Какой главный урок нужно извлечь из российской истории, чтобы поменять ее курс?
«История стран, которые успешно смогли пройти путь от тоталитаризма к свободе, к демократии показывает, что если зло не осмыслено, не осуждено и не наказано, оно обязательно возвращается. Общество должно осмыслить все преступления, которые совершались от его имени. И должна быть ответственность за эти преступления. Должна быть полностью опубликована информация об этих преступлениях.
В России в 90-ые годы этого сделано не было, и мы не имеем права повторить эту ошибку. В следующий раз, когда окно возможностей откроется, мы должны к этому готовиться. Мы должны все сделать для того, чтобы это зло, которое совершается сейчас, было осмыслено, осуждено и наказано».
О ссорах внутри оппозиции:
«Для меня это больная тема, и я собираюсь уделить ей первостепенное внимание. Абсолютно абсурдно выглядит, когда на фоне жестокой кровавой диктатуры, представители оппозиции выясняют какие-то отношения друг с другом. 2,5 года в тюрьме расставляют жизненные приоритеты. Эти ссоры и склоки, на мой взгляд, вообще не имеют никакого значения.
Все годы своего участия в политике стараюсь с разными людьми находить общий язык. Когда-то получается лучше, когда-то — хуже. Недавно виделись с Ходорковским в Праге, с Навальной ездили в Хельсинки, в Париже увижусь с коллегами по Антивоенному комитету России. Будем разговаривать, обсуждать и находить какие-то общие точки соприкосновения».

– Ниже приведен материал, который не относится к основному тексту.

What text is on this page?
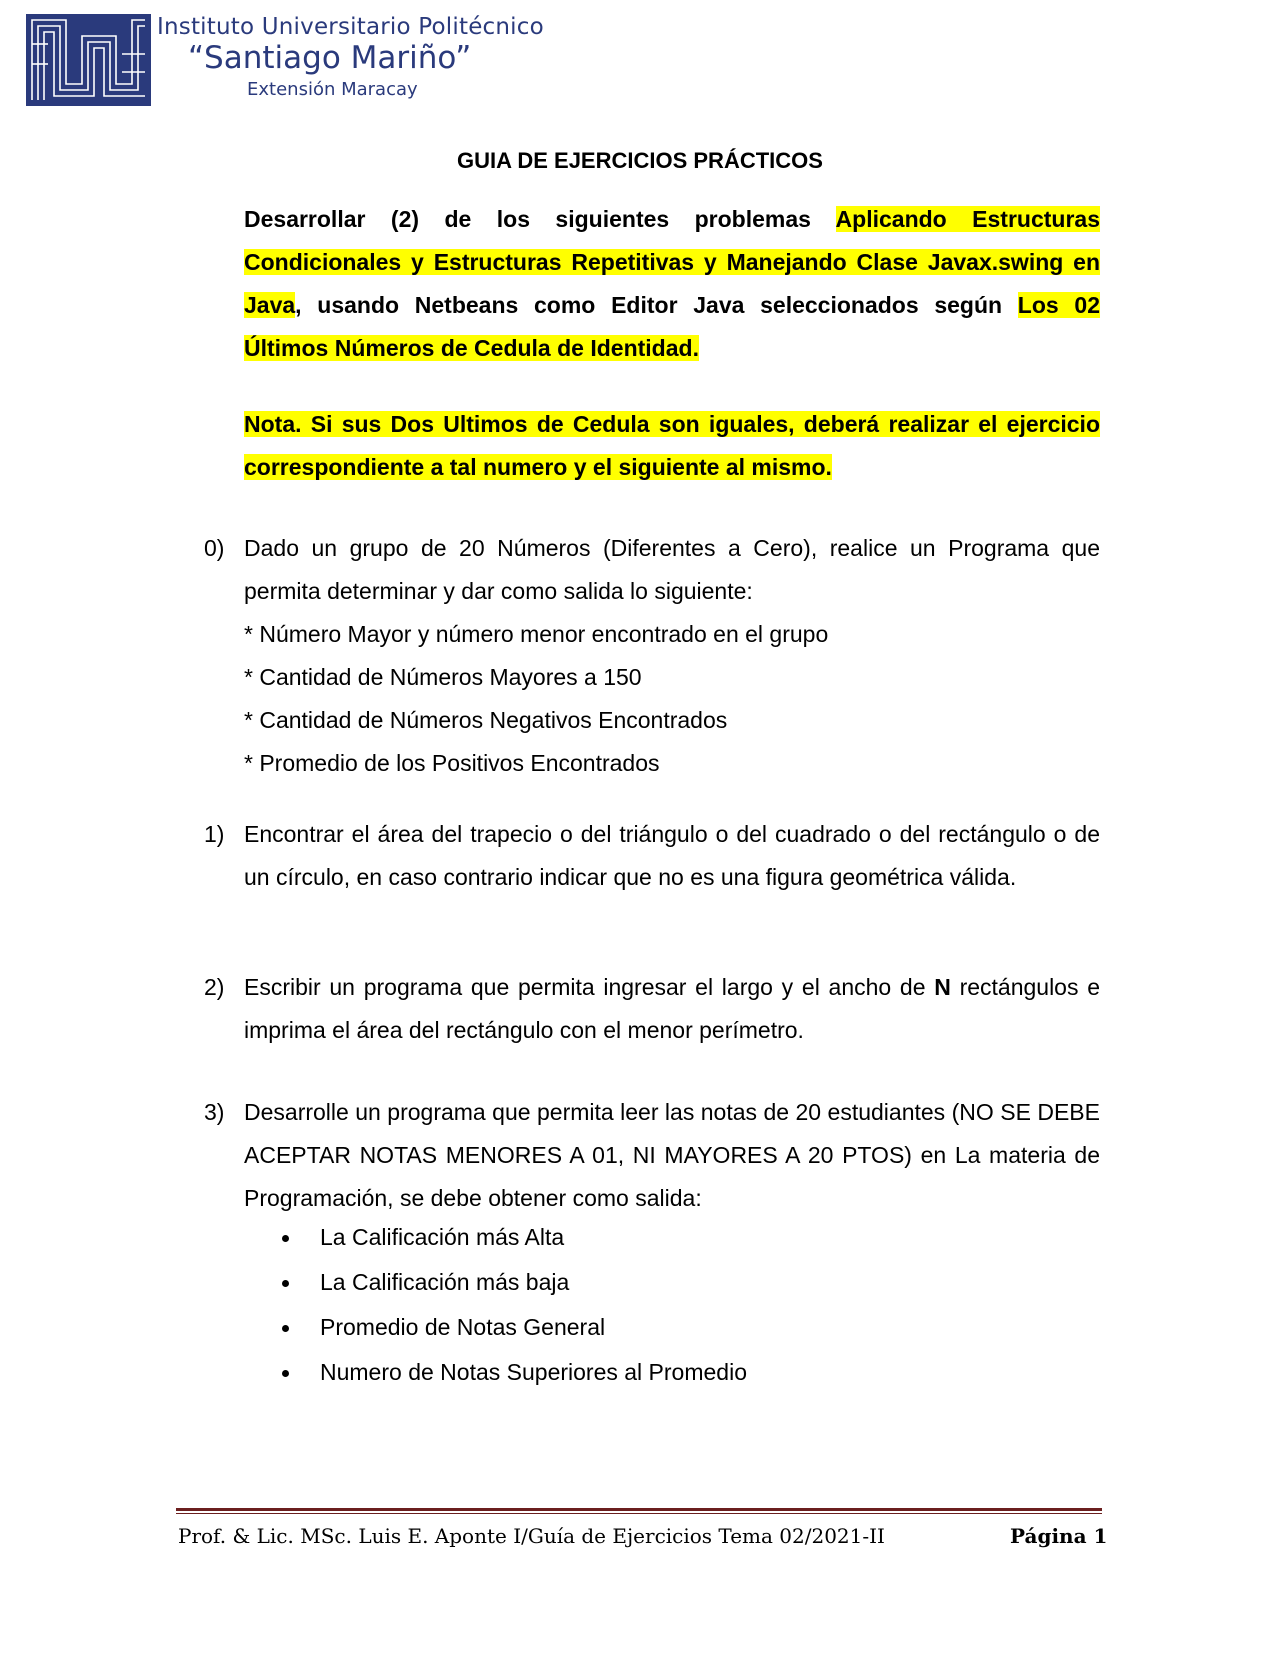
Instituto Universitario Politécnico
“Santiago Mariño”
Extensión Maracay
GUIA DE EJERCICIOS PRÁCTICOS
Desarrollar (2) de los siguientes problemas Aplicando Estructuras Condicionales y Estructuras Repetitivas y Manejando Clase Javax.swing en Java, usando Netbeans como Editor Java seleccionados según Los 02 Últimos Números de Cedula de Identidad.
Nota. Si sus Dos Ultimos de Cedula son iguales, deberá realizar el ejercicio correspondiente a tal numero y el siguiente al mismo.
0) Dado un grupo de 20 Números (Diferentes a Cero), realice un Programa que permita determinar y dar como salida lo siguiente:
* Número Mayor y número menor encontrado en el grupo
* Cantidad de Números Mayores a 150
* Cantidad de Números Negativos Encontrados
* Promedio de los Positivos Encontrados
1) Encontrar el área del trapecio o del triángulo o del cuadrado o del rectángulo o de un círculo, en caso contrario indicar que no es una figura geométrica válida.
2) Escribir un programa que permita ingresar el largo y el ancho de N rectángulos e imprima el área del rectángulo con el menor perímetro.
3) Desarrolle un programa que permita leer las notas de 20 estudiantes (NO SE DEBE ACEPTAR NOTAS MENORES A 01, NI MAYORES A 20 PTOS) en La materia de Programación, se debe obtener como salida:
La Calificación más Alta
La Calificación más baja
Promedio de Notas General
Numero de Notas Superiores al Promedio
Prof. & Lic. MSc. Luis E. Aponte I/Guía de Ejercicios Tema 02/2021-II	Página 1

Как после заключения наладить контакт со своими детьми?
«Всем нынешним политическим заключенным, которых путинский режим считает наиболее опасными, запрещено общаться с семьей. Это старая не очень добрая советская традиция, когда правящий режим борется не только со своими политическими оппонентами но и с их близкими.
То что с детьми разговаривать не дают — это самое страшное. Они это знают, поэтому они это делают. Единственный способ коммуникации с ними — письма. А как ты в этот листок бумажки впихнешь всю свою любовь, боль, эмоции и заботу? Это невозможно. Но я писал и они писали. И я очень беспокоился о том, как мне удастся восстановить контакт с детьми, когда я выйду. Но, знаете, когда мы увиделись, то как будто мы неделю до этого не общались, а не 2,5 года».